Blood pressure is the force of blood as it travels through your arteries and blood vessels. The more tension there is, the higher your blood pressure reading will be.

When your arteries are healthy, blood flows more easily through your body as the resistance to blood flow is low. But if your arteries are too narrow or stiff, the resistance to blood flow is higher. Your heart must then work harder to pump blood through the body—increasing the blood pressure.

Blood pressure is measured using two numbers: Systolic pressure and diastolic pressure, which are represented as a fraction. The fraction for normal blood pressure is under 120/80 mm Hg, commonly said as “120 over 80.”

Systolic refers to the first, or top, number used to calculate your blood pressure. This is the pressure in your arteries when your heart beats. 

Diastolic refers to the second, or bottom, number used to measure your blood pressure. This is the pressure in your arteries between heartbeats. The systolic number is written over the diastolic number to give you your overall blood pressure. 

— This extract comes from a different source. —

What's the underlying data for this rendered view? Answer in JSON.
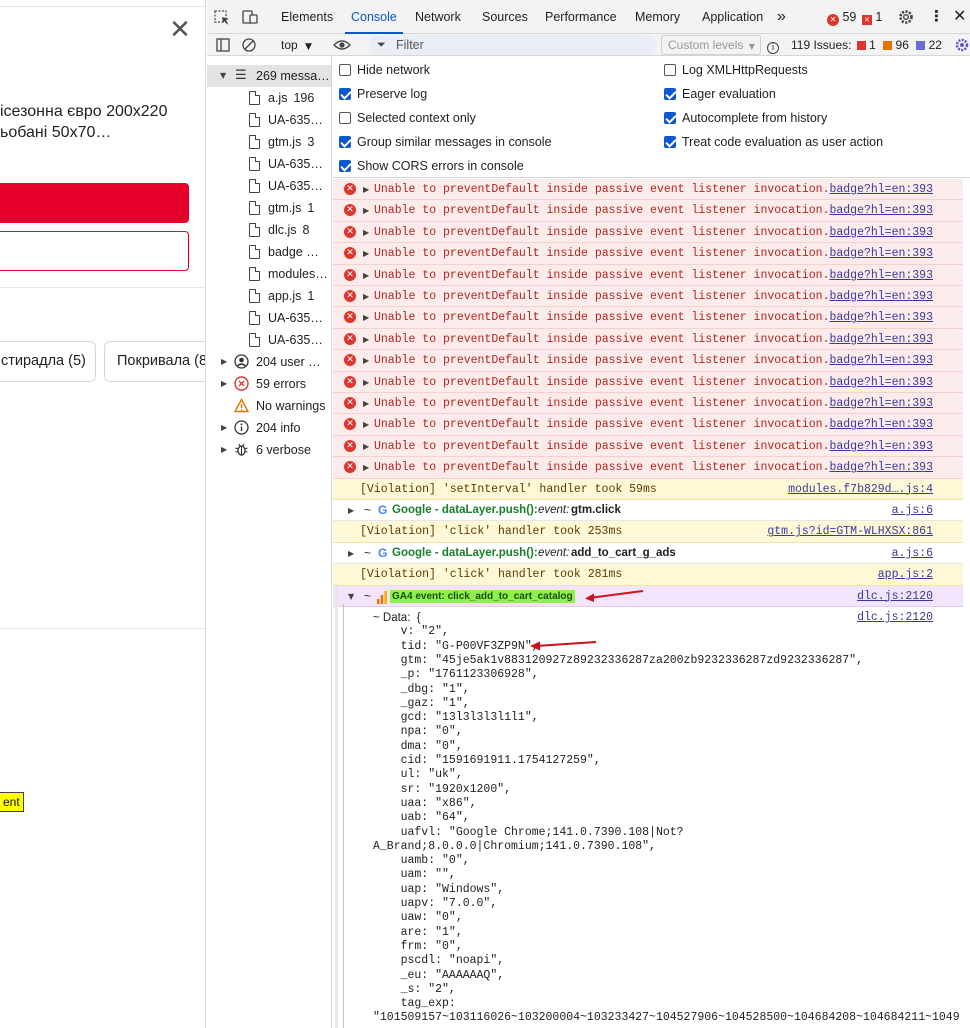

High blood pressure, or hypertension, is a common medical problem that can have negative consequences on your health if left untreated.

It can increase the risk for heart disease, heart attack, stroke, and kidney failure. It is also related to complications with dementia and sexual dysfunction.

Number ranges

For adults, A healthy blood pressure level is considered to be less than 120/80 mm Hg.

If you are seeing numbers that fluctuate higher than this, you may be diagnosed as follows:

  • Elevated blood pressure: Higher than 120/80 and up to 130/80
  • Stage 1 hypertension: 130/80 but lower than 140/90
  • Stage 2 hypertension: 140/90 or higher
  • Hypertensive emergency: Go to the ER immediately or call 9-1-1 if systolic pressure is 180 or higher and/or diastolic pressure is 120 or higher.

Both Stage 1 and Stage 2 hypertension can be treated effectively with blood pressure medications, diet, and lifestyle changes. Your health care provider will likely recommend a combined approach between many interventions.

If you have a family history of high blood pressure, your plan may include medication even if your blood pressure seems to be stable.

In your readings match those of a hypertensive emergency, or if you’re displaying the symptoms of a hypertensive emergency, you’ll need to be treated immediately at the emergency room.

Symptoms of High Blood Pressure

High blood pressure does not always cause symptoms—which is why it can be dangerous.

It is sometimes referred to as a “silent killer” since it can reach life-threatening levels without many obvious warning signs.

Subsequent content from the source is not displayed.